Reuter was born in Apenrade (Aabenraa), Province of Schleswig-Holstein (now in Denmark). He spent his childhood days in Leer where a public square is named after him. Reuter attended the universities of Münster and Marburg where he completed his studies in 1912 and passed the examinations as a teacher. Moreover, he was member in a fraternity called "SBV Frankonia Marburg". The same year he became a member of the Social Democratic Party of Germany (SPD).
Reuter opposed Kaiser Wilhelm's regime at the start of the First World War. After getting drafted, Reuter was wounded and captured by Russians during the Bolshevik Revolution. In captivity, Reuter joined the Bolsheviks and organized his fellow prisoners into a soviet. In 1917, Lenin sent him to Saratov in the to-be-established Volga German Autonomous Soviet Socialist Republic.

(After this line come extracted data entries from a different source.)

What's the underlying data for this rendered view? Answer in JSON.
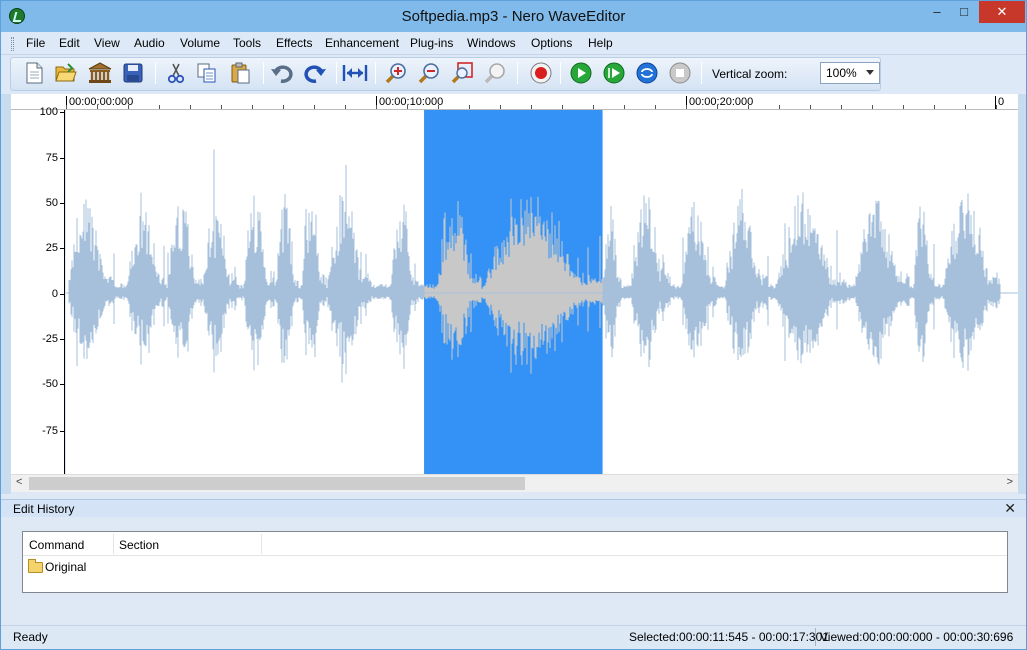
{
  "window": {
    "title": "Softpedia.mp3 - Nero WaveEditor",
    "minimize": "–",
    "maximize": "□",
    "close": "✕"
  },
  "menu": [
    "File",
    "Edit",
    "View",
    "Audio",
    "Volume",
    "Tools",
    "Effects",
    "Enhancement",
    "Plug-ins",
    "Windows",
    "Options",
    "Help"
  ],
  "toolbar": {
    "icons": [
      "new-file-icon",
      "open-folder-icon",
      "library-icon",
      "save-icon",
      "cut-icon",
      "copy-icon",
      "paste-icon",
      "undo-icon",
      "redo-icon",
      "fit-width-icon",
      "zoom-in-icon",
      "zoom-out-icon",
      "zoom-selection-icon",
      "zoom-reset-icon",
      "record-icon",
      "play-icon",
      "play-selection-icon",
      "loop-icon",
      "stop-icon"
    ],
    "vertical_zoom_label": "Vertical zoom:",
    "vertical_zoom_value": "100%"
  },
  "ruler": {
    "labels": [
      "00:00:00:000",
      "00:00:10:000",
      "00:00:20:000",
      "0"
    ]
  },
  "yaxis": {
    "labels": [
      "100",
      "75",
      "50",
      "25",
      "0",
      "-25",
      "-50",
      "-75"
    ]
  },
  "waveform": {
    "view_start_s": 0,
    "view_end_s": 30.696,
    "selection_start_s": 11.545,
    "selection_end_s": 17.301,
    "colors": {
      "wave": "#a6bfda",
      "wave_selected": "#c8c8c8",
      "selection": "#3492f6",
      "background": "#ffffff"
    }
  },
  "edit_history": {
    "title": "Edit History",
    "close": "✕",
    "columns": [
      "Command",
      "Section"
    ],
    "rows": [
      {
        "command": "Original",
        "section": ""
      }
    ]
  },
  "status": {
    "ready": "Ready",
    "selected": "Selected:00:00:11:545 - 00:00:17:301",
    "viewed": "Viewed:00:00:00:000 - 00:00:30:696"
  }
}
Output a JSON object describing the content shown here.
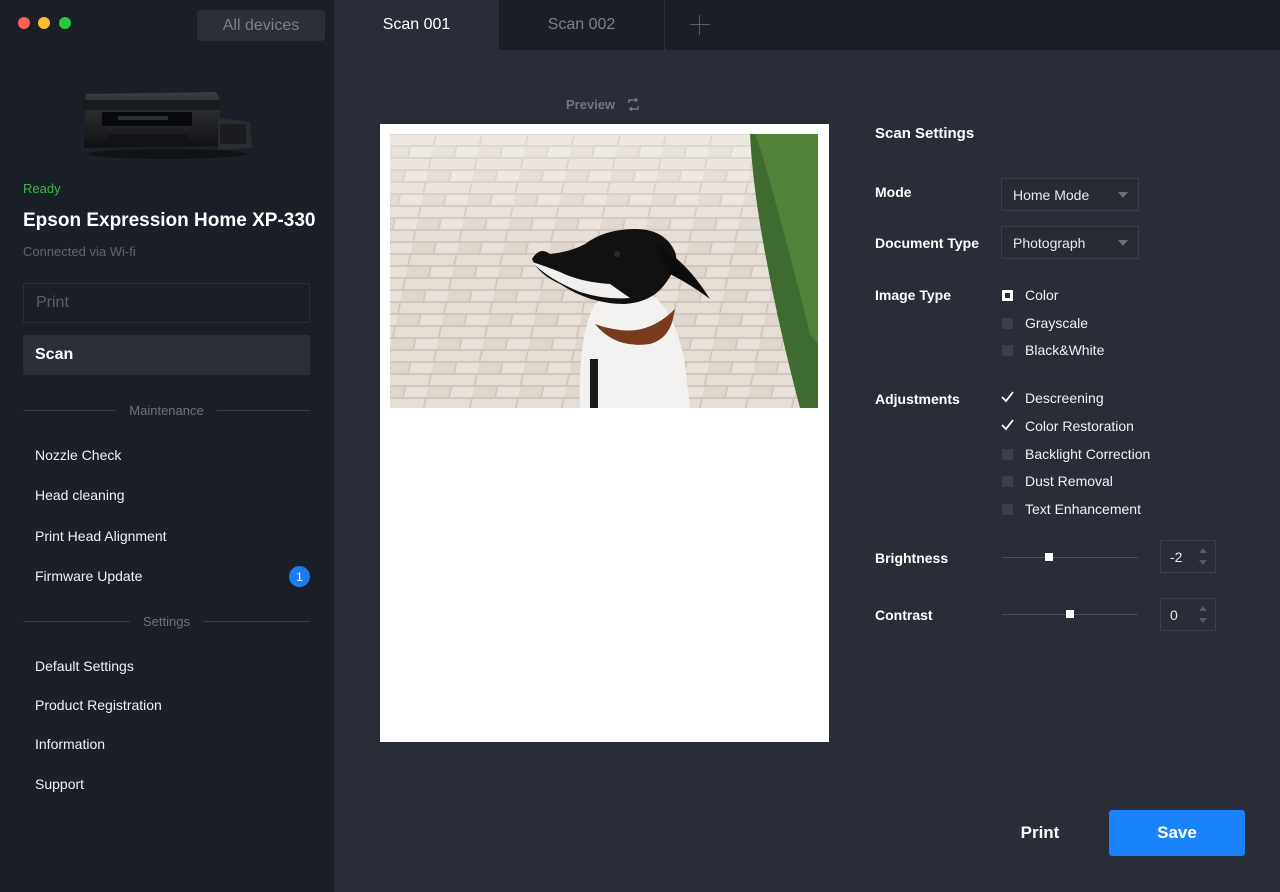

Upon his return to Germany, Reuter joined the Communist Party of Germany (KPD) and was named the First Secretary of its Berlin section. He embraced a position on the left wing of the party endorsing an open rebellion in March 1921 in central Germany and placed himself hereby in opposition to the leader of the party, Paul Levi. Although Reuter was seen as a favorite of Lenin, he was expelled from the party in 1922. He moved briefly to the Independent Social Democratic Party of Germany (USPD), and then returned to the Social Democrats for good.